November 12th marks the fourth annual World Pneumonia Day, when world leaders are calling for major efforts in the fight against childhood pneumonia, which remains the number one killer of children under age five. Pneumonia claimed 1.3 million lives in 2011 alone, and was responsible for nearly one in five global child deaths.

As a child I was hospitalized with pneumonia when I was 5.  I can remember being confined to a bed covered in a plastic bubble for a number of days.  I don’t remember much more than that, but I can still see the plastic “bubble” that encased my small space to protect me from spreading my own disease to others and acquiring more germs that might worsen my state.

That moment came and went.  I survived just fine with the help of doctors, my parents and that “bubble” I had to endure.  So, when my son came down with pneumonia at the age of two those images again resurfaced in my head.  (funny how that happens, isn’t it?)

His story doesn’t include a stay in a bubble…but it was one of the most frightening things I have ever endured to date.  He started with a cold, which added a cough, which spiked a temp of nearly 104, which when you add in his lethargic state, desire to sleep and lack of desire to eat that all showed up overnight…it became my worst nightmare.  My baby was very sick and no one could do anything to make it stop!  Our doctors did what they knew to do – fluids, rest, medication – but after 1 day of that and no improvement we were sent the the ER immediately.  His temp would not go down, he would not drink and he was so sleepy.  My worst fears were being handed to me without even asking for them…there was nothing I could do to make it better for him and I felt helpless through it all.

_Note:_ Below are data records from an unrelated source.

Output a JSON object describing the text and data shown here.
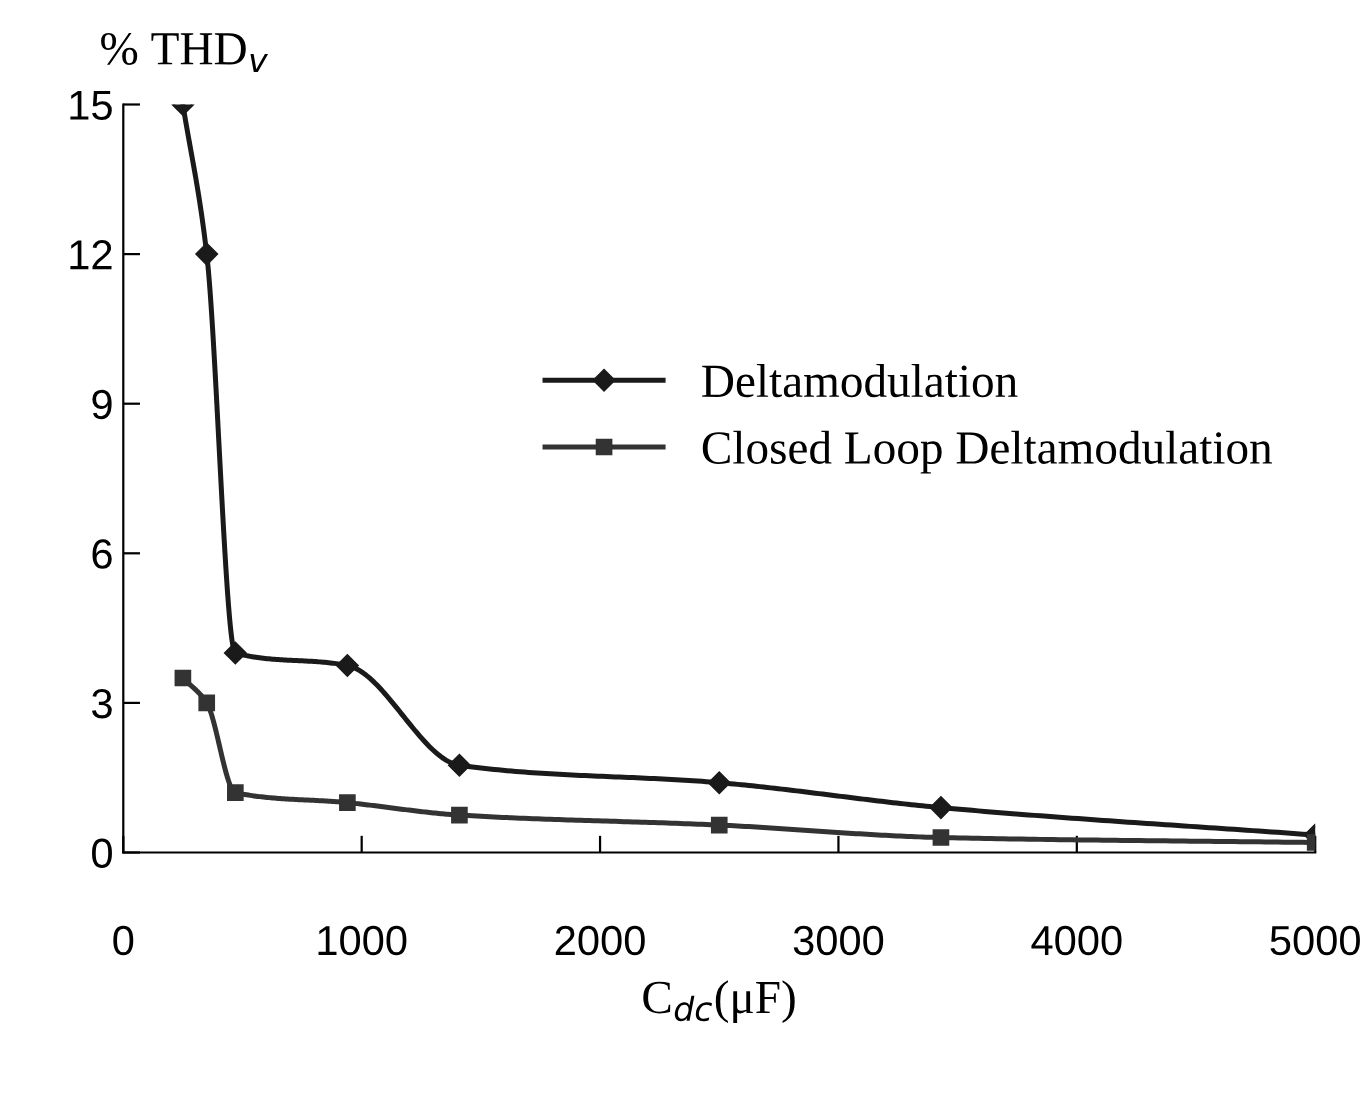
{
  "chart_data": {
    "type": "line",
    "xlabel": "C$_{dc}$(μF)",
    "ylabel": "% THD$_{v}$",
    "xlim": [
      0,
      5000
    ],
    "xticks": [
      0,
      1000,
      2000,
      3000,
      4000,
      5000
    ],
    "ylim": [
      0,
      15
    ],
    "yticks": [
      0,
      3,
      6,
      9,
      12,
      15
    ],
    "grid": false,
    "legend": "right",
    "series": [
      {
        "name": "Deltamodulation",
        "color": "#1a1a1a",
        "marker": "diamond",
        "x": [
          250,
          350,
          470,
          940,
          1410,
          2500,
          3430,
          5000
        ],
        "values": [
          15,
          12,
          4.0,
          3.75,
          1.75,
          1.4,
          0.9,
          0.35
        ]
      },
      {
        "name": "Closed Loop Deltamodulation",
        "color": "#333333",
        "marker": "square",
        "x": [
          250,
          350,
          470,
          940,
          1410,
          2500,
          3430,
          5000
        ],
        "values": [
          3.5,
          3.0,
          1.2,
          1.0,
          0.75,
          0.55,
          0.3,
          0.2
        ]
      }
    ]
  }
}
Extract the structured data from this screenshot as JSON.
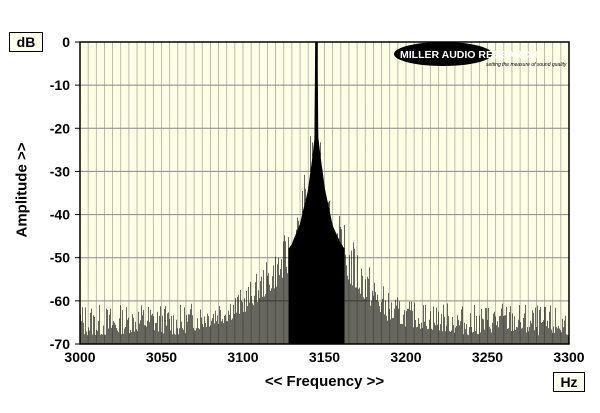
{
  "chart_data": {
    "type": "area",
    "title": "",
    "xlabel": "<< Frequency >>",
    "ylabel": "Amplitude >>",
    "x_unit": "Hz",
    "y_unit": "dB",
    "xlim": [
      3000,
      3300
    ],
    "ylim": [
      -70,
      0
    ],
    "x_ticks": [
      3000,
      3050,
      3100,
      3150,
      3200,
      3250,
      3300
    ],
    "y_ticks": [
      0,
      -10,
      -20,
      -30,
      -40,
      -50,
      -60,
      -70
    ],
    "x_tick_labels": [
      "3000",
      "3050",
      "3100",
      "3150",
      "3200",
      "3250",
      "3300"
    ],
    "y_tick_labels": [
      "0",
      "-10",
      "-20",
      "-30",
      "-40",
      "-50",
      "-60",
      "-70"
    ],
    "grid": true,
    "series": [
      {
        "x": [
          3000,
          3020,
          3040,
          3060,
          3080,
          3090,
          3100,
          3110,
          3120,
          3130,
          3135,
          3140,
          3143,
          3145,
          3147,
          3150,
          3155,
          3160,
          3170,
          3180,
          3190,
          3200,
          3220,
          3240,
          3260,
          3280,
          3300
        ],
        "peak": [
          -60,
          -61,
          -60,
          -61,
          -59,
          -58,
          -57,
          -53,
          -48,
          -42,
          -36,
          -25,
          -12,
          0,
          -10,
          -24,
          -36,
          -41,
          -47,
          -53,
          -58,
          -60,
          -60,
          -61,
          -60,
          -61,
          -61
        ],
        "floor": [
          -68,
          -68,
          -67,
          -68,
          -66,
          -65,
          -63,
          -60,
          -57,
          -53,
          -50,
          -46,
          -43,
          -42,
          -44,
          -46,
          -51,
          -54,
          -58,
          -62,
          -65,
          -66,
          -67,
          -68,
          -67,
          -68,
          -68
        ]
      }
    ],
    "colors": {
      "fill": "#000000",
      "plot_bg": "#ffffe6",
      "grid": "#aaaaaa"
    }
  },
  "logo": {
    "brand": "MILLER AUDIO RESEARCH",
    "tagline": "setting the measure of sound quality"
  }
}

I will never forget our arrival in the pediatric unit where the nurses wanted to start multiple IV’s in his tiny little arms.  His little veins were so hard to find and they kept poking and poking and poking and the more they poked the more he screamed.  He was so scared and so sick.  He had to have those needles work so he could get the needed fluids and medicine into him faster so his little body could mend.  But they just couldn’t make it happen!  After new nurses arrived and the needles were in, he was able to rest, and so was I.  I prayed the medicines would work fast and my baby would return to me soon.

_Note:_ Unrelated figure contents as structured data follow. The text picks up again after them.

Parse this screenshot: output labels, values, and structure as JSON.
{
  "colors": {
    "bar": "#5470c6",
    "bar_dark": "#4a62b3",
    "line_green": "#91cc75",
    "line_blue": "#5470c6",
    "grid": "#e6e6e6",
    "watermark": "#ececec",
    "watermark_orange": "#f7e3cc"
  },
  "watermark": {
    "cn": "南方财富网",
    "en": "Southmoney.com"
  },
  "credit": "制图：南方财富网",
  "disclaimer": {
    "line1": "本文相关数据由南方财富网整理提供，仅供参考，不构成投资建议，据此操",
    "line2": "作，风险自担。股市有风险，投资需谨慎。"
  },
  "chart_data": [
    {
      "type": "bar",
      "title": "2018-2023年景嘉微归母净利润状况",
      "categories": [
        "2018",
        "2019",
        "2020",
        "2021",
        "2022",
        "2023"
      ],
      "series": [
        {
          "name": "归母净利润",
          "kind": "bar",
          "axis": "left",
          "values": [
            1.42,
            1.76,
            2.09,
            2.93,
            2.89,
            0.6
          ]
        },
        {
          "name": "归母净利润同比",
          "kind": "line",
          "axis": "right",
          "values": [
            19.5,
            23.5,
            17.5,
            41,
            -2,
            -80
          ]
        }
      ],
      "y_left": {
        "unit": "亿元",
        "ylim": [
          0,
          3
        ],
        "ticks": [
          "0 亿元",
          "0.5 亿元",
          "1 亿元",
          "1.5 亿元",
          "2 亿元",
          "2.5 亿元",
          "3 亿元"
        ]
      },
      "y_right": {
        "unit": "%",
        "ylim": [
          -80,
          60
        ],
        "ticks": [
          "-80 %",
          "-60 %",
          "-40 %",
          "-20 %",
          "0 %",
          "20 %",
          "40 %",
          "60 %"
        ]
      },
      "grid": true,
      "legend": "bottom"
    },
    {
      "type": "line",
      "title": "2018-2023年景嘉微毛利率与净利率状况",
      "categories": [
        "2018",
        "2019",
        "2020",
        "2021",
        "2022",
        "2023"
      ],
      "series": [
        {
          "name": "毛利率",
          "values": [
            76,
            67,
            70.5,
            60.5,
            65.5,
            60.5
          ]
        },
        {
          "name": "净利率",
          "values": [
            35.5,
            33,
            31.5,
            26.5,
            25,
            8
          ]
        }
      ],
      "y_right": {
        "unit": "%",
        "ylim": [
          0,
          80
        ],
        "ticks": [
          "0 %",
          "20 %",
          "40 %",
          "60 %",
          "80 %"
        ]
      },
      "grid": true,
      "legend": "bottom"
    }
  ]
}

We spent two days in the hospital.  And when I say we, I mean we.  He slept directly on my chest for two straight days.  His body temperature slowing dropping back to normal and his color returning to his original tone.  It wasn’t over from there – even though we were out of the woods for the worst of it.  For years he fought with respiratory issues and illness induced asthma.  I am grateful that he has outgrown both by the age of 9, but the fear that existed every time he started to cough, sniffle or sneeze was something I hope no mother has to live through – ever.

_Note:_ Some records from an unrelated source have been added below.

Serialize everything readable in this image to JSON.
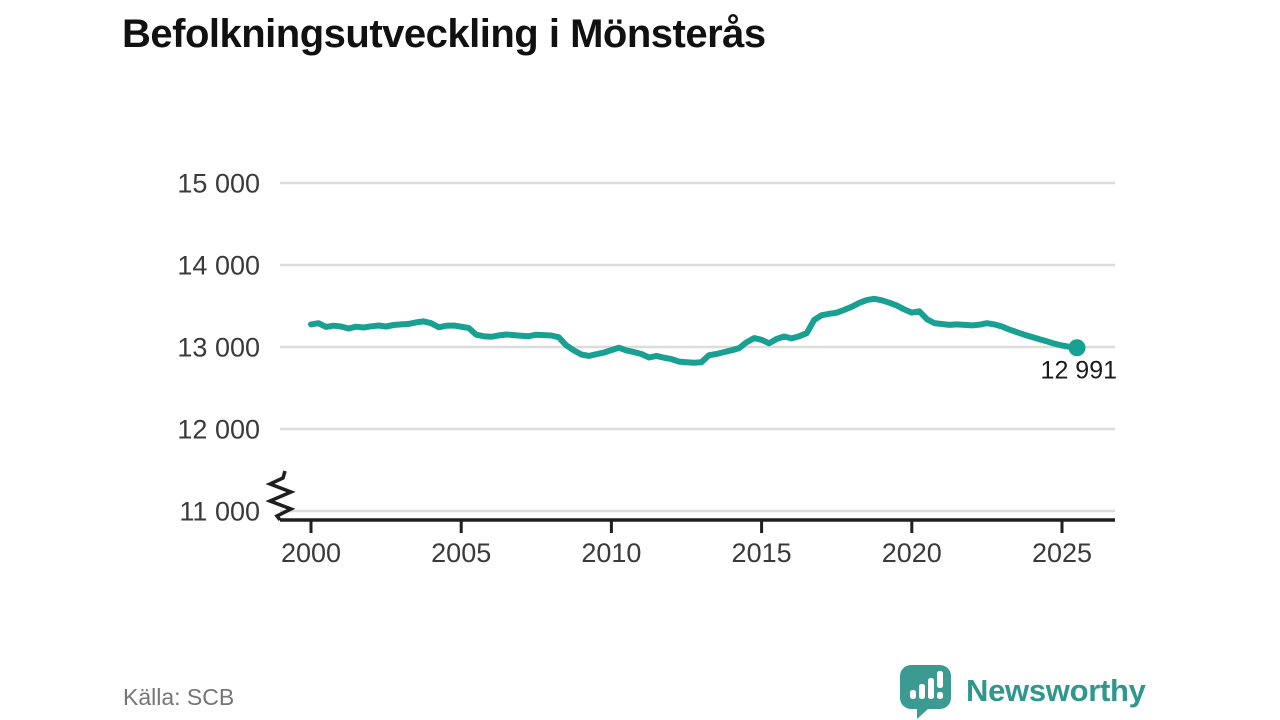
{
  "page": {
    "title": "Befolkningsutveckling i Mönsterås",
    "source": "Källa: SCB"
  },
  "branding": {
    "name": "Newsworthy",
    "color": "#2F978E",
    "icon_color": "#3B9B93",
    "icon": "speech-bubble-bar-chart"
  },
  "colors": {
    "line": "#18A093",
    "grid": "#DCDCDC",
    "axis": "#1F1F1F",
    "tick_label": "#3A3A3A",
    "title": "#111111",
    "source_text": "#757575",
    "end_label": "#1A1A1A"
  },
  "chart_data": {
    "type": "line",
    "title": "Befolkningsutveckling i Mönsterås",
    "series_name": "Befolkning",
    "xlabel": "",
    "ylabel": "",
    "grid": "horizontal",
    "legend": "none",
    "axis_break_at_bottom": true,
    "xticks": [
      2000,
      2005,
      2010,
      2015,
      2020,
      2025
    ],
    "yticks": [
      11000,
      12000,
      13000,
      14000,
      15000
    ],
    "ytick_labels": [
      "11 000",
      "12 000",
      "13 000",
      "14 000",
      "15 000"
    ],
    "ylim": [
      11000,
      15300
    ],
    "xlim": [
      1999.3,
      2026.8
    ],
    "end_point": {
      "x": 2025.5,
      "value": 12991,
      "label": "12 991"
    },
    "x": [
      2000,
      2000.25,
      2000.5,
      2000.75,
      2001,
      2001.25,
      2001.5,
      2001.75,
      2002,
      2002.25,
      2002.5,
      2002.75,
      2003,
      2003.25,
      2003.5,
      2003.75,
      2004,
      2004.25,
      2004.5,
      2004.75,
      2005,
      2005.25,
      2005.5,
      2005.75,
      2006,
      2006.25,
      2006.5,
      2006.75,
      2007,
      2007.25,
      2007.5,
      2007.75,
      2008,
      2008.25,
      2008.5,
      2008.75,
      2009,
      2009.25,
      2009.5,
      2009.75,
      2010,
      2010.25,
      2010.5,
      2010.75,
      2011,
      2011.25,
      2011.5,
      2011.75,
      2012,
      2012.25,
      2012.5,
      2012.75,
      2013,
      2013.25,
      2013.5,
      2013.75,
      2014,
      2014.25,
      2014.5,
      2014.75,
      2015,
      2015.25,
      2015.5,
      2015.75,
      2016,
      2016.25,
      2016.5,
      2016.75,
      2017,
      2017.25,
      2017.5,
      2017.75,
      2018,
      2018.25,
      2018.5,
      2018.75,
      2019,
      2019.25,
      2019.5,
      2019.75,
      2020,
      2020.25,
      2020.5,
      2020.75,
      2021,
      2021.25,
      2021.5,
      2021.75,
      2022,
      2022.25,
      2022.5,
      2022.75,
      2023,
      2023.25,
      2023.5,
      2023.75,
      2024,
      2024.25,
      2024.5,
      2024.75,
      2025,
      2025.25,
      2025.5
    ],
    "values": [
      13275,
      13290,
      13245,
      13260,
      13250,
      13225,
      13248,
      13238,
      13252,
      13262,
      13250,
      13268,
      13275,
      13282,
      13300,
      13312,
      13290,
      13240,
      13258,
      13262,
      13248,
      13232,
      13150,
      13132,
      13125,
      13142,
      13152,
      13145,
      13138,
      13132,
      13150,
      13145,
      13140,
      13118,
      13020,
      12958,
      12908,
      12892,
      12912,
      12932,
      12962,
      12992,
      12958,
      12938,
      12915,
      12872,
      12892,
      12870,
      12852,
      12822,
      12815,
      12808,
      12815,
      12900,
      12915,
      12938,
      12960,
      12985,
      13058,
      13108,
      13088,
      13045,
      13098,
      13128,
      13105,
      13130,
      13168,
      13330,
      13388,
      13405,
      13418,
      13452,
      13490,
      13538,
      13572,
      13588,
      13570,
      13540,
      13505,
      13458,
      13420,
      13435,
      13340,
      13292,
      13280,
      13270,
      13276,
      13270,
      13264,
      13272,
      13290,
      13275,
      13250,
      13212,
      13180,
      13150,
      13122,
      13095,
      13068,
      13040,
      13018,
      13002,
      12991
    ]
  }
}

Looking back at that 3-4 day ordeal that stretched out over two weeks of recovery, I can only think of those mothers who don’t have those resources in their reach when their babies become ill.  Pneumonia claimed 1.3 million lives in 2011 alone, and was responsible for nearly one in five global child deaths.  (Some of those right here in the U.S.)  But we have a chance to help lower that number TODAY!   According to a Pneumonia Progress Report released today by the International Vaccine Access Center (IVAC) at Johns Hopkins, 75 percent of all childhood pneumonia deaths worldwide occur in just 15 countries, demonstrating the impact we can have with targeted efforts. The report also notes that none of these countries have reached the 90 percent coverage targets for key pneumonia interventions recommended in the Global Action Plan for the Prevention and Control of Pneumonia (GAPP).